Polacy pod wpływem rosyjskiej propagandy. Agenci z Moskwy wkroczyli na TikToka
Analityk zauważa, że za pośrednictwem TikToka rosyjskie służby specjalne rozpowszechniają informacje propagandowe, a także starają się wywołać emocjonalną reakcję, chcąc w ten sposób kontrolować nastroje w polskim społeczeństwie. Jak zauważa, jednocześnie pod propagandowymi filmikami często wyłączane są komentarze, by uniemożliwić wyrażanie krytyki.
– I mogę z całą pewnością powiedzieć, że to właśnie TikTok, w którym profile tworzone w Rosji błyskawicznie rozprzestrzeniają dezinformację, jest w dużej mierze odpowiedzialny za kształtowanie antyukraińskich nastrojów w Polsce – mówił Broncel.
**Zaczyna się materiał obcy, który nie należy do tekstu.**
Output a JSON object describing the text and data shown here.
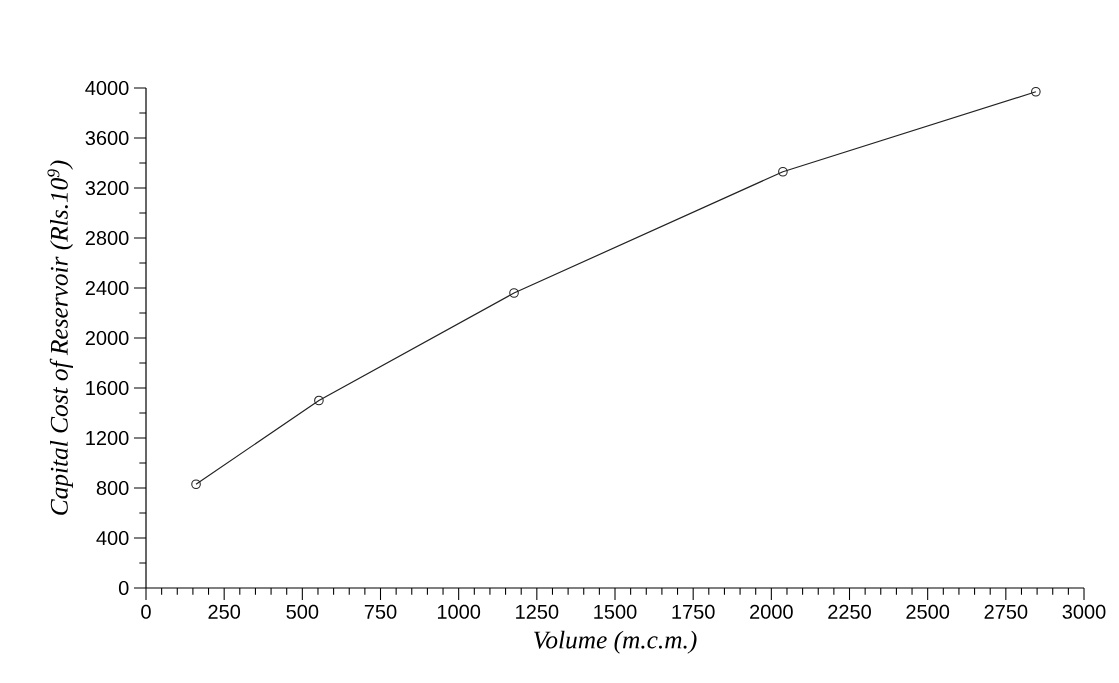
{
  "chart_data": {
    "type": "line",
    "xlabel": "Volume (m.c.m.)",
    "ylabel": "Capital Cost of Reservoir (Rls.10$^{9}$)",
    "x": [
      160,
      553,
      1177,
      2037,
      2846
    ],
    "series": [
      {
        "color": "#222222",
        "values": [
          830,
          1500,
          2360,
          3330,
          3970
        ]
      }
    ],
    "xlim": [
      0,
      3000
    ],
    "ylim": [
      0,
      4000
    ],
    "xticks": [
      0,
      250,
      500,
      750,
      1000,
      1250,
      1500,
      1750,
      2000,
      2250,
      2500,
      2750,
      3000
    ],
    "yticks": [
      0,
      400,
      800,
      1200,
      1600,
      2000,
      2400,
      2800,
      3200,
      3600,
      4000
    ],
    "grid": false,
    "marker": "circle",
    "line_style": "solid"
  }
}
Według eksperta rosyjski wywiad obecny jest we wszystkich popularnych w Polsce sieciach społecznościowych, w tam na X, Facebooku, Instagramie, YouTube i TikToku. Jego zdaniem działają one „agresywnie i na dużą skalę”, a polskie służby nie są w stanie nad tym zapanować.
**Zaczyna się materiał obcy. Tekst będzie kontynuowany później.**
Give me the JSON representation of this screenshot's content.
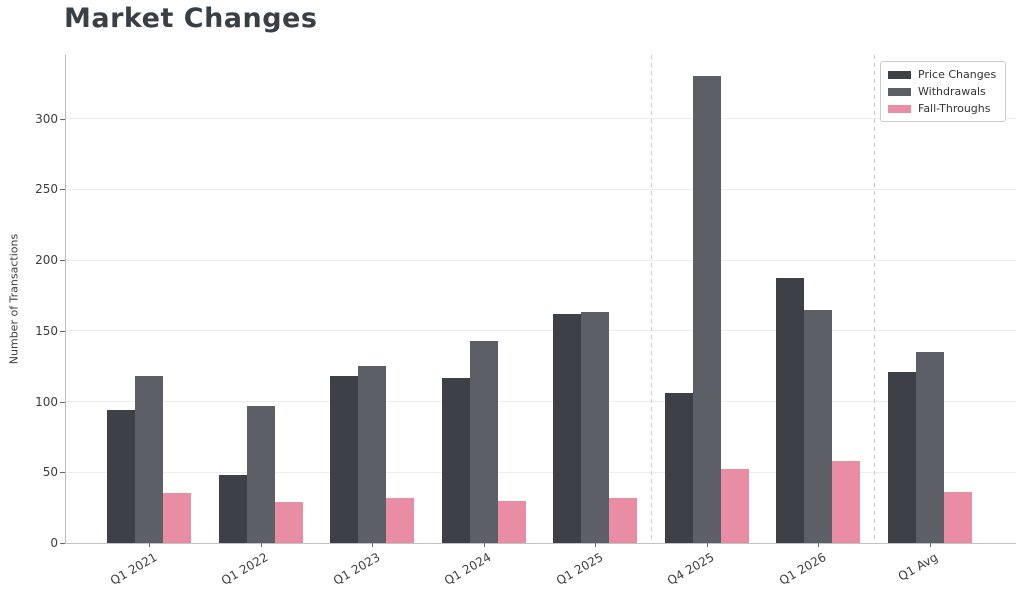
{
  "title": "Market Changes",
  "chart_data": {
    "type": "bar",
    "title": "Market Changes",
    "ylabel": "Number of Transactions",
    "xlabel": "",
    "categories": [
      "Q1 2021",
      "Q1 2022",
      "Q1 2023",
      "Q1 2024",
      "Q1 2025",
      "Q4 2025",
      "Q1 2026",
      "Q1 Avg"
    ],
    "series": [
      {
        "name": "Price Changes",
        "color": "#3d4047",
        "values": [
          94,
          48,
          118,
          117,
          162,
          106,
          187,
          121
        ]
      },
      {
        "name": "Withdrawals",
        "color": "#5c5f66",
        "values": [
          118,
          97,
          125,
          143,
          163,
          330,
          165,
          135
        ]
      },
      {
        "name": "Fall-Throughs",
        "color": "#e98da4",
        "values": [
          35,
          29,
          32,
          30,
          32,
          52,
          58,
          36
        ]
      }
    ],
    "yticks": [
      0,
      50,
      100,
      150,
      200,
      250,
      300
    ],
    "ylim": [
      0,
      345
    ],
    "grid": "horizontal-light",
    "legend_position": "upper-right",
    "xtick_rotation_deg": 30,
    "separators_between_category_indices": [
      [
        4,
        5
      ],
      [
        6,
        7
      ]
    ]
  },
  "colors": {
    "background": "#ffffff",
    "title_text": "#3a3e45",
    "axis_text": "#3d3d3d",
    "spine": "#bdbdbd",
    "gridline": "#ededed",
    "separator_dashed": "#c9c9c9",
    "legend_border": "#cccccc"
  }
}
Tak Rosjanie chcą wywrzeć nacisk na Polaków. Wysyłają jasny komunikat
Rosyjska propaganda skupia się w polskim internecie na konkretnym komunikacie, nawołującym do zaprzestania pomocy Ukrainie. Co gorsza, zdaniem analityka Rosjanie odnoszą na tym polu częściowy sukces, co widać po nastrojach panujących wśród internautów.
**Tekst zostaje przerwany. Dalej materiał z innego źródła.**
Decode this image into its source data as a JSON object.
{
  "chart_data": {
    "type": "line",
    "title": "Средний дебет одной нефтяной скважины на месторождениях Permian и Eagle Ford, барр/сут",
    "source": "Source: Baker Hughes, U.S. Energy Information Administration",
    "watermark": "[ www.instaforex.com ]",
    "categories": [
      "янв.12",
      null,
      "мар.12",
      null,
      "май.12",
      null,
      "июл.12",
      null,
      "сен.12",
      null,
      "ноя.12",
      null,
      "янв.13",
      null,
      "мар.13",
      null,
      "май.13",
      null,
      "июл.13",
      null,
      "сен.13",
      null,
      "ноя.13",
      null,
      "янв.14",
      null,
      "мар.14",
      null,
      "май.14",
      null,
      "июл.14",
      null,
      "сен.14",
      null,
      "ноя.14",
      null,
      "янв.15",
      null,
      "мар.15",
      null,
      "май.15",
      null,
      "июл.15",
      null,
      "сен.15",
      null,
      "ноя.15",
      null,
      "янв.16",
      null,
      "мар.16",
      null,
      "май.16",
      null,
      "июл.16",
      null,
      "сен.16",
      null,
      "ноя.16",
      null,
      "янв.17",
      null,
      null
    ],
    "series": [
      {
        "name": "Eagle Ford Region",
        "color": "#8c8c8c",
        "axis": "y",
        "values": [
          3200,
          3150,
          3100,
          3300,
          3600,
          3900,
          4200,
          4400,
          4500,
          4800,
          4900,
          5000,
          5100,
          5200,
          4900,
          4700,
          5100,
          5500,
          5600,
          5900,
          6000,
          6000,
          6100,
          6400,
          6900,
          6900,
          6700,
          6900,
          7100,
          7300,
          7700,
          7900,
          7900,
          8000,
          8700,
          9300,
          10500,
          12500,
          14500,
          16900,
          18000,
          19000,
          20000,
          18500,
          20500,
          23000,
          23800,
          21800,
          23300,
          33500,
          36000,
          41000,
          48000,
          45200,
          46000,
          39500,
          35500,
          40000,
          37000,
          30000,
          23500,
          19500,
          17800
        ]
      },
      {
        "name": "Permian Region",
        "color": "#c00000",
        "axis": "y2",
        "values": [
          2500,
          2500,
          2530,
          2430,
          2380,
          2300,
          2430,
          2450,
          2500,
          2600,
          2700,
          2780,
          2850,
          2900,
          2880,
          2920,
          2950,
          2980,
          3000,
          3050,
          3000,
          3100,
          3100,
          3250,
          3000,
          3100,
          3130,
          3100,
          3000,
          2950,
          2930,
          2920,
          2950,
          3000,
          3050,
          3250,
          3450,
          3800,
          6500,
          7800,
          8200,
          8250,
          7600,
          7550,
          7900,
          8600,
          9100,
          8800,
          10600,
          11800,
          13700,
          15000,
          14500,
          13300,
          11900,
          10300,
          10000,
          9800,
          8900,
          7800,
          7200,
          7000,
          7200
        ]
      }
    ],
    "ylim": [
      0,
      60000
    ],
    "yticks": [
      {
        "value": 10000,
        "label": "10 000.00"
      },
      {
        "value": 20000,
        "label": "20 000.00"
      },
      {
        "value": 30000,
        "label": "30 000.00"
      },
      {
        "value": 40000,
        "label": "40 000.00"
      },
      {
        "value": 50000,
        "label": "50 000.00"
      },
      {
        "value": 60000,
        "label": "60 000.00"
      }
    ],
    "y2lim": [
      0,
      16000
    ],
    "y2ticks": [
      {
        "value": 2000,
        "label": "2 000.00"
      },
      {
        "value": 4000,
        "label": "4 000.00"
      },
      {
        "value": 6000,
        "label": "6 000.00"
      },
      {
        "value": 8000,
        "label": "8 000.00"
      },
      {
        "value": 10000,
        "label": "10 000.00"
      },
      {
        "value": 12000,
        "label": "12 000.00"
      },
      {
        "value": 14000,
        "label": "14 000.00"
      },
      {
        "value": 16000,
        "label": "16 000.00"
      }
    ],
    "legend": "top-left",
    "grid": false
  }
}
– Często jest mi wstyd za Polaków, gdy widzę komentarze na Twitterze, Facebooku czy TikToku atakujące Ukraińców, którzy są w moim kraju legalnie, pracują, płacą podatki, zasymilowali się – podkreśla Broncel.
Rosyjska propaganda przybiera różne formy. Jak wylicza ekspert, w polskim internecie można łatwo natknąć się m.in. na treści ocieplające wizerunek Władimira Putina, ukazujące szczęśliwe życie w Rosji, przybliżające rosyjską kulturę i podkreślające związki między Polakami a Rosjanami.
Ukraina-Rosja. Moskwa chce pozbawić Kijów sojusznika. Wykorzystuje Polaków
Bronel przypomina, że wszystko to ma jeden cel: żeby młodzi ludzie, którzy siedzą na TikToku, nie myśleli i nie pamiętali o zbrodniach, które Rosjanie popełniali w Gruzji, w Ukrainie czy nawet przeciwko rosyjskim opozycjonistom.
Nie ma konkretnej recepty na powstrzymanie tego rodzaju działań. Eksperci zalecają jednak internautom staranne weryfikowanie oglądanych treści, sprawdzanie faktów i ostrożność w ocenie podsuwanych przez algorytmy wiadomości, zwłaszcza tych dotyczących kwestii wrażliwych.